Always check the opposite side brake components to the direction of pull.
In your case you know the right side is working.
That means , if you have a right pull, your left frt brake is not working because
1) Left Wheel cyl seized
2) Left wheel cyl massive leak
3) Lft grease hub grease seal leaking grease onto brake shoes
4) Lft frt brake hose plugged
5) Lft frt steel line kinked or pinched

This is all ssuming you have the stock brakes with the single master cyl ???
The hydraulic brake system is designed to apply the same amount of brake pressure at the same time to each wheel cyl.
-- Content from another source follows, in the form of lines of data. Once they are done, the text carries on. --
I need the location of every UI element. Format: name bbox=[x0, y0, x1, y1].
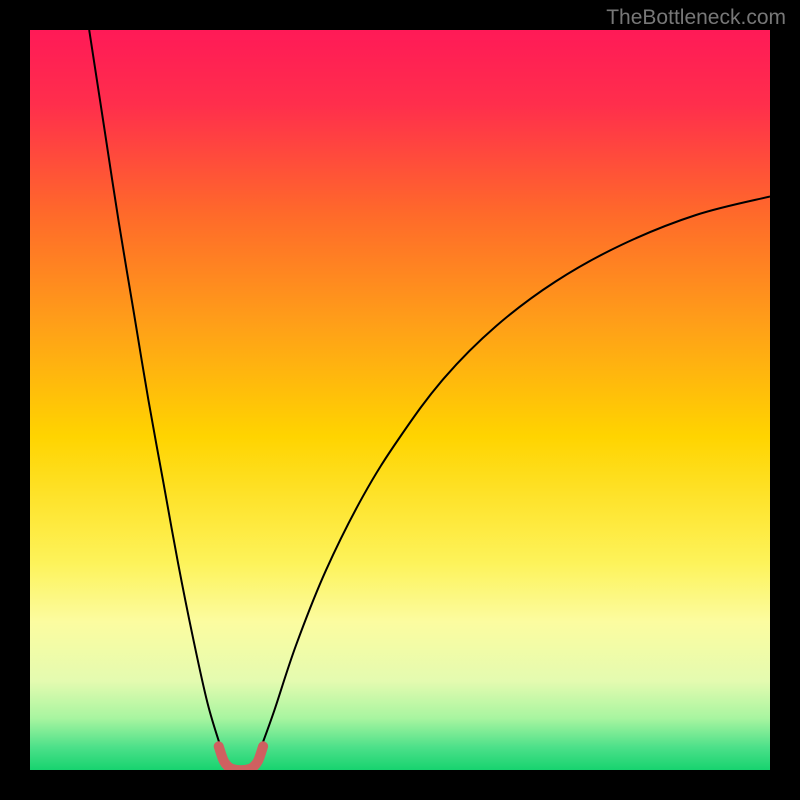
chart-svg bbox=[30, 30, 770, 770]
gradient-background bbox=[30, 30, 770, 770]
chart-container: TheBottleneck.com bbox=[0, 0, 800, 800]
plot-area bbox=[30, 30, 770, 770]
watermark-text: TheBottleneck.com bbox=[606, 6, 786, 30]
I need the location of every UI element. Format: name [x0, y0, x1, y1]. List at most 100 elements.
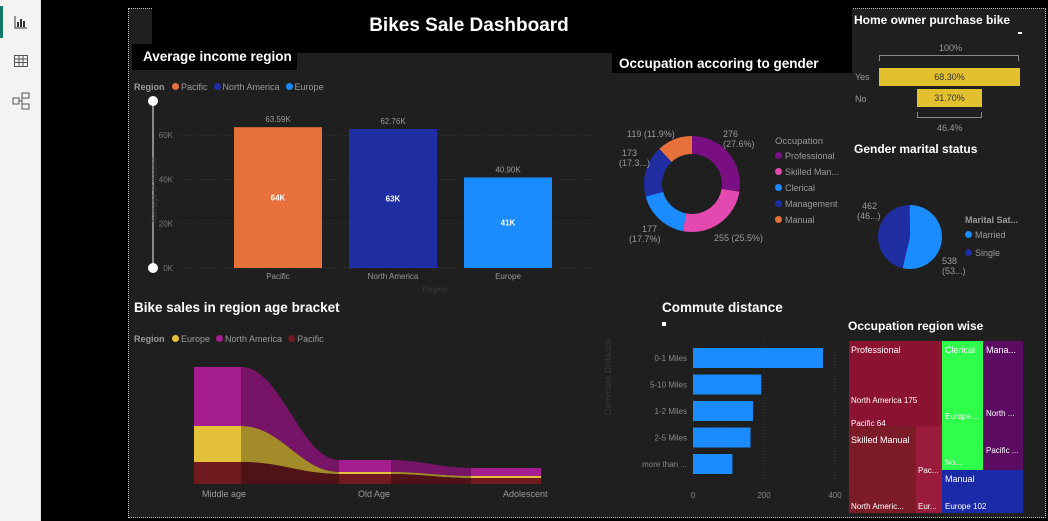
legend-item-1[interactable]: North America	[213, 82, 280, 92]
occ-legend-item-3[interactable]: Management	[775, 199, 839, 209]
income-bar-inner-label-1: 63K	[386, 195, 401, 204]
income-bar-top-label-1: 62.76K	[380, 117, 406, 126]
funnel-no-label: No	[855, 94, 867, 104]
commute-ytick-2: 1-2 Miles	[655, 407, 687, 416]
commute-ytick-1: 5-10 Miles	[650, 381, 687, 390]
funnel-bottom-bracket	[917, 112, 982, 118]
occ-gender-donut[interactable]	[642, 134, 742, 234]
donut-label-a2: (27.6%)	[723, 139, 755, 149]
marital-label-a: 462	[862, 201, 878, 211]
income-xtick-2: Europe	[495, 272, 521, 281]
avg-income-legend: Pacific North America Europe	[172, 82, 324, 92]
commute-ytick-3: 2-5 Miles	[655, 434, 687, 443]
occ-region-title: Occupation region wise	[848, 319, 984, 333]
report-canvas: Bikes Sale Dashboard Average income regi…	[41, 0, 1048, 521]
legend-married: Married	[965, 230, 1006, 240]
tm-label-manual: Manual	[945, 474, 975, 484]
marital-legend-title: Marital Sat...	[965, 215, 1019, 225]
donut-label-b: 255 (25.5%)	[714, 233, 764, 243]
commute-xtick-0: 0	[691, 491, 696, 500]
ribbon-chart[interactable]	[191, 364, 551, 488]
legend-item-2[interactable]: Europe	[285, 82, 324, 92]
income-xtick-1: North America	[368, 272, 419, 281]
funnel-no-bar[interactable]: 31.70%	[917, 89, 982, 107]
gender-marital-title: Gender marital status	[854, 142, 978, 156]
age-bracket-legend-label: Region	[134, 334, 165, 344]
occ-legend-item-0[interactable]: Professional	[775, 151, 839, 161]
income-ytick-1: 20K	[159, 220, 174, 229]
tm-clerical[interactable]	[942, 340, 983, 470]
income-ylabel: Average of Income	[150, 156, 159, 224]
income-bar-inner-label-0: 64K	[271, 194, 286, 203]
tm-label-pac: Pac...	[918, 466, 939, 475]
donut-label-d2: (17.3...)	[619, 158, 651, 168]
view-switcher-rail	[0, 0, 41, 521]
marital-pie[interactable]	[877, 204, 943, 270]
income-ytick-3: 60K	[159, 131, 174, 140]
age-x-adolescent: Adolescent	[503, 489, 548, 499]
income-bar-inner-label-2: 41K	[501, 219, 516, 228]
tm-label-pacific: Pacific ...	[986, 446, 1019, 455]
income-bar-top-label-0: 63.59K	[265, 115, 291, 124]
age-bracket-legend: Europe North America Pacific	[172, 334, 324, 344]
tm-label-professional: Professional	[851, 345, 901, 355]
tm-label-europe102: Europe 102	[945, 502, 987, 511]
home-owner-title: Home owner purchase bike	[854, 13, 1011, 27]
legend-single: Single	[965, 248, 1000, 258]
age-x-middle: Middle age	[202, 489, 247, 499]
report-view-icon[interactable]	[10, 11, 32, 33]
income-bar-top-label-2: 40.90K	[495, 165, 521, 174]
dashboard-title: Bikes Sale Dashboard	[369, 15, 569, 36]
active-view-indicator	[0, 6, 3, 38]
tm-label-europe: Europe...	[945, 412, 978, 421]
income-xlabel: Region	[422, 285, 447, 294]
occ-gender-title: Occupation accoring to gender	[619, 56, 819, 71]
legend-item-0[interactable]: Pacific	[172, 82, 208, 92]
age-x-old: Old Age	[358, 489, 391, 499]
commute-ytick-0: 0-1 Miles	[655, 354, 687, 363]
avg-income-title: Average income region	[143, 49, 292, 64]
funnel-yes-bar[interactable]: 68.30%	[879, 68, 1020, 86]
range-slider-handle-top[interactable]	[148, 96, 158, 106]
occ-legend-item-2[interactable]: Clerical	[775, 183, 839, 193]
tm-label-skilled: Skilled Manual	[851, 435, 910, 445]
occ-legend-item-4[interactable]: Manual	[775, 215, 839, 225]
avg-income-chart: 0K 20K 40K 60K Average of Income 63.59K 64K Pac…	[150, 115, 593, 294]
tm-label-na175: North America 175	[851, 396, 918, 405]
tm-label-no: No...	[945, 458, 962, 467]
tm-label-pac64: Pacific 64	[851, 419, 886, 428]
avg-income-legend-label: Region	[134, 82, 165, 92]
commute-xtick-1: 200	[757, 491, 771, 500]
marital-label-b: 538	[942, 256, 958, 266]
income-ytick-0: 0K	[163, 264, 173, 273]
occ-gender-legend-title: Occupation	[775, 136, 824, 147]
legend-item-2[interactable]: Pacific	[288, 334, 324, 344]
commute-title: Commute distance	[662, 300, 783, 315]
funnel-yes-label: Yes	[855, 72, 870, 82]
tm-label-nam: North Americ...	[851, 502, 904, 511]
model-view-icon[interactable]	[10, 90, 32, 112]
age-bracket-title: Bike sales in region age bracket	[134, 300, 340, 315]
home-owner-bottom-pct: 46.4%	[937, 123, 963, 133]
donut-label-e: 119 (11.9%)	[627, 129, 675, 139]
marital-label-b2: (53...)	[942, 266, 966, 276]
donut-label-c2: (17.7%)	[629, 234, 661, 244]
commute-xtick-2: 400	[828, 491, 842, 500]
commute-ylabel: Commute Distance	[603, 338, 613, 415]
occ-legend-item-1[interactable]: Skilled Man...	[775, 167, 839, 177]
tm-label-north: North ...	[986, 409, 1015, 418]
legend-item-1[interactable]: North America	[216, 334, 282, 344]
income-xtick-0: Pacific	[266, 272, 290, 281]
commute-chart[interactable]: 0 200 400 0-1 Miles 5-10 Miles 1-2 Miles 2-5 M…	[621, 340, 851, 505]
donut-slice-1	[682, 188, 740, 232]
marital-label-a2: (46...)	[857, 211, 881, 221]
legend-item-0[interactable]: Europe	[172, 334, 210, 344]
commute-ytick-4: more than ...	[642, 460, 687, 469]
home-owner-menu-mark[interactable]	[1018, 32, 1022, 34]
funnel-top-bracket	[879, 55, 1019, 61]
commute-bar-4	[693, 454, 733, 474]
table-view-icon[interactable]	[10, 50, 32, 72]
occ-gender-legend: Professional Skilled Man... Clerical Manage…	[775, 151, 839, 231]
commute-focus-mark[interactable]	[662, 322, 666, 326]
tm-label-clerical: Clerical	[945, 345, 976, 355]
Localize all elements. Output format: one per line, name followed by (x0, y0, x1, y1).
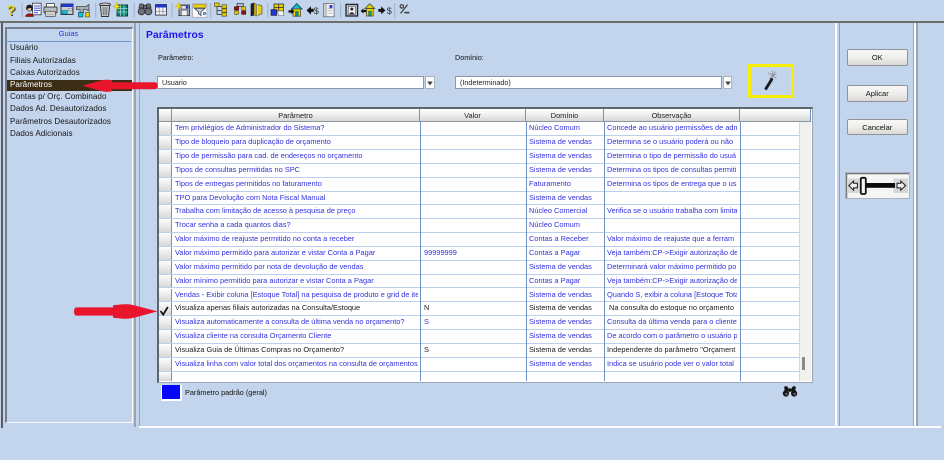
svg-text:?: ? (7, 2, 16, 18)
svg-text:$: $ (387, 6, 392, 16)
svg-text:$: $ (314, 6, 319, 16)
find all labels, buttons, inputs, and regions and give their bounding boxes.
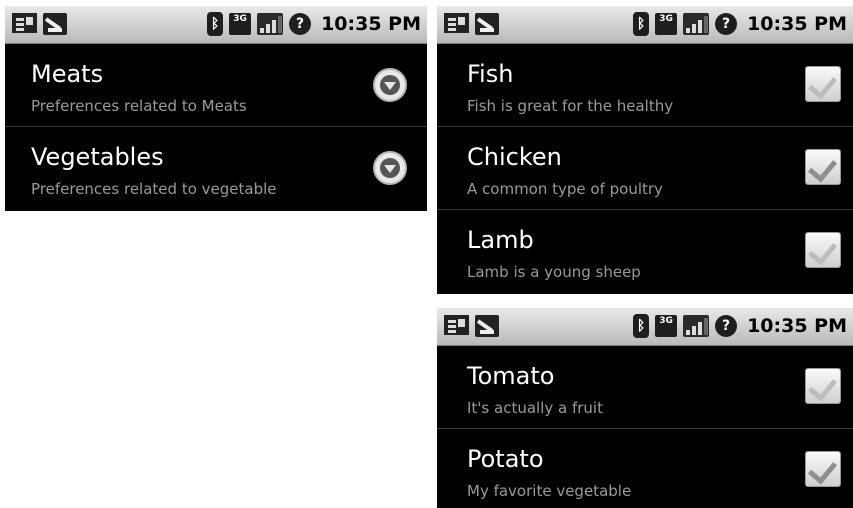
preference-summary: My favorite vegetable (467, 482, 632, 500)
help-icon: ? (715, 315, 738, 337)
preference-item-vegetables[interactable]: Vegetables Preferences related to vegeta… (5, 127, 427, 210)
vegetables-checkbox-list: Tomato It's actually a fruit Potato My f… (437, 346, 853, 508)
potato-checkbox[interactable] (805, 451, 841, 487)
sim-card-icon (12, 13, 37, 33)
preference-summary: Preferences related to vegetable (31, 180, 277, 198)
preference-summary: A common type of poultry (467, 180, 663, 198)
missed-call-icon (43, 13, 67, 35)
preference-item-meats[interactable]: Meats Preferences related to Meats (5, 44, 427, 127)
screen-meats-preferences: ᛒ 3G ? 10:35 PM Fish Fish is great for t… (437, 6, 853, 294)
meats-checkbox-list: Fish Fish is great for the healthy Chick… (437, 44, 853, 293)
bluetooth-icon: ᛒ (633, 12, 650, 36)
preference-summary: Preferences related to Meats (31, 97, 247, 115)
missed-call-icon (475, 13, 499, 35)
screen-vegetables-preferences: ᛒ 3G ? 10:35 PM Tomato It's actually a f… (437, 308, 853, 508)
status-bar: ᛒ 3G ? 10:35 PM (5, 6, 427, 44)
preference-summary: Fish is great for the healthy (467, 97, 674, 115)
checkmark-icon (807, 371, 838, 402)
preference-summary: It's actually a fruit (467, 399, 603, 417)
3g-data-icon: 3G (229, 13, 252, 35)
fish-checkbox[interactable] (805, 66, 841, 102)
chicken-checkbox[interactable] (805, 149, 841, 185)
preference-title: Tomato (467, 362, 555, 390)
clock: 10:35 PM (747, 13, 847, 35)
screen-preference-categories: ᛒ 3G ? 10:35 PM Meats Preferences relate… (5, 6, 427, 211)
preference-title: Vegetables (31, 143, 164, 171)
status-bar: ᛒ 3G ? 10:35 PM (437, 308, 853, 346)
signal-strength-icon (683, 315, 710, 337)
status-bar: ᛒ 3G ? 10:35 PM (437, 6, 853, 44)
missed-call-icon (475, 315, 499, 337)
signal-strength-icon (257, 13, 284, 35)
preference-title: Chicken (467, 143, 562, 171)
bluetooth-icon: ᛒ (207, 12, 224, 36)
preference-item-lamb[interactable]: Lamb Lamb is a young sheep (437, 210, 853, 293)
signal-strength-icon (683, 13, 710, 35)
lamb-checkbox[interactable] (805, 232, 841, 268)
sim-card-icon (444, 315, 469, 335)
checkmark-icon (807, 69, 838, 100)
checkmark-icon (807, 152, 838, 183)
preference-item-potato[interactable]: Potato My favorite vegetable (437, 429, 853, 508)
checkmark-icon (807, 454, 838, 485)
help-icon: ? (715, 13, 738, 35)
preference-item-tomato[interactable]: Tomato It's actually a fruit (437, 346, 853, 429)
clock: 10:35 PM (321, 13, 421, 35)
checkmark-icon (807, 235, 838, 266)
tomato-checkbox[interactable] (805, 368, 841, 404)
expand-arrow-icon[interactable] (373, 68, 407, 102)
bluetooth-icon: ᛒ (633, 314, 650, 338)
3g-data-icon: 3G (655, 315, 678, 337)
preference-title: Lamb (467, 226, 534, 254)
preference-category-list: Meats Preferences related to Meats Veget… (5, 44, 427, 210)
preference-title: Fish (467, 60, 514, 88)
preference-summary: Lamb is a young sheep (467, 263, 641, 281)
sim-card-icon (444, 13, 469, 33)
expand-arrow-icon[interactable] (373, 151, 407, 185)
preference-item-chicken[interactable]: Chicken A common type of poultry (437, 127, 853, 210)
3g-data-icon: 3G (655, 13, 678, 35)
preference-item-fish[interactable]: Fish Fish is great for the healthy (437, 44, 853, 127)
help-icon: ? (289, 13, 312, 35)
preference-title: Potato (467, 445, 544, 473)
preference-title: Meats (31, 60, 104, 88)
clock: 10:35 PM (747, 315, 847, 337)
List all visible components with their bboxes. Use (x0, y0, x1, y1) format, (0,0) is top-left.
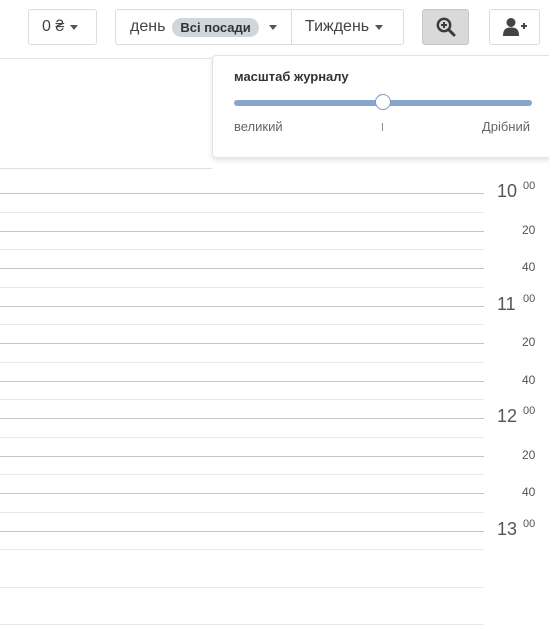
minute-line (0, 455, 484, 457)
chevron-down-icon (375, 24, 384, 30)
hour-label: 13 (497, 518, 518, 539)
day-positions-dropdown[interactable]: день Всі посади (115, 9, 292, 45)
day-label: день (130, 18, 166, 35)
hour-minutes-label: 00 (523, 292, 536, 305)
minute-line (0, 268, 484, 269)
timeline-grid[interactable]: 10 00 20 40 11 00 20 40 12 00 20 40 13 00 (0, 168, 549, 625)
hour-line (0, 418, 484, 419)
grid-subline (0, 286, 484, 288)
zoom-max-label: Дрібний (481, 119, 530, 134)
add-user-icon (502, 18, 527, 36)
zoom-slider-thumb[interactable] (375, 94, 391, 110)
zoom-popover: масштаб журналу великий Дрібний (212, 55, 549, 158)
minute-line (0, 343, 484, 344)
hour-line (0, 193, 484, 194)
zoom-popover-title: масштаб журналу (234, 69, 349, 84)
grid-subline (0, 436, 484, 438)
chevron-down-icon (268, 24, 277, 30)
hour-line (0, 305, 484, 307)
minute-line (0, 380, 484, 382)
grid-subline (0, 324, 484, 326)
grid-subline (0, 586, 484, 588)
positions-badge: Всі посади (172, 17, 259, 37)
hour-line (0, 530, 484, 532)
hour-minutes-label: 00 (523, 180, 536, 192)
grid-subline (0, 399, 484, 401)
zoom-button[interactable] (422, 9, 469, 45)
currency-dropdown[interactable]: 0 ₴ (28, 9, 97, 45)
zoom-min-label: великий (234, 119, 283, 134)
minute-label: 20 (522, 335, 536, 349)
header-panel (0, 59, 212, 169)
minute-label: 20 (522, 447, 536, 462)
zoom-slider-tick (382, 123, 383, 131)
grid-subline (0, 549, 484, 551)
week-view-dropdown[interactable]: Тиждень (291, 9, 404, 45)
hour-label: 11 (497, 293, 516, 314)
grid-subline (0, 249, 484, 251)
grid-subline (0, 361, 484, 363)
minute-label: 40 (522, 485, 536, 499)
minute-line (0, 493, 484, 494)
add-user-button[interactable] (489, 9, 540, 45)
minute-label: 20 (522, 222, 536, 237)
grid-subline (0, 474, 484, 476)
chevron-down-icon (70, 24, 79, 30)
hour-minutes-label: 00 (523, 517, 536, 530)
week-label: Тиждень (305, 18, 370, 35)
minute-label: 40 (522, 260, 536, 274)
zoom-in-icon (436, 17, 455, 37)
hour-minutes-label: 00 (523, 405, 536, 417)
grid-subline (0, 511, 484, 513)
grid-subline (0, 211, 484, 213)
top-toolbar: 0 ₴ день Всі посади Тиждень (0, 0, 549, 59)
minute-line (0, 230, 484, 232)
currency-label: 0 ₴ (42, 18, 65, 35)
minute-label: 40 (522, 372, 536, 387)
hour-label: 10 (497, 181, 518, 201)
hour-label: 12 (497, 406, 518, 426)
Sometimes the inner lining of an old brake hose will break down causing a "Flapper" check valve efect. When brake pedal is applied, pressure is applied against the Flapper causing it to block fluid flow inside the hose, to the wheel cylinder.

As for steering box free play, adjust your steering box sector shaft.
If you look at the top of the steering box, you will see a slotted stud with a nut over it. Loosen the nut and with a screwdriver, turn the slotted stud to the right one quarter turn at a time to reduce the amount of free play in your steering box.

Check your service manual for proceedure.

NOTE: On a good steering box, The adjusting stud thread should protrude at least 1/2 inch past the nut. If the top of the stud sits flush with the top of the nut your box is worn out.

Good luck
Good to know about the box as I have adjusted it only 1/8 turn more clockwise but it is allready in past the lock nut so I fear the box is done for.

There are no signs of leaks in the cylinders and the fluid is all new now as of a few days ago.

The front hoses are newer, but it might just need new wheel cylinders afterall

Now when its up on stands and someone pushes the brake all the wheels will not spin so something is working in the cylinders but not the same as the right front which will lock the wheel so hard while driving that it will drag and sqeek the tire at low speeds if the brakes are applied hard.

I will see if Dad wants to just install new wheel cylinders all around while we are this far:cool:
 
I have a '63 Vette that has the same thing going on and I've replaced everything but the drums and it is still locking up the left rear tire. It's embarrassing huh? People hear the tire squeal and they figure you were driving too fast and had to lock up the brakes.
 
Discussion starter · #20 ·
So we are looking into a new/rebuilt manual steering box now.

Is Danchuk the only good dealer that carries them? ($499)

Does anyone else have any good ideas or where we could buy a rebuild kit instead of buying a whole new box?

I know now would be the time to switch to power steering but Dad wants it back the way it was just fixed.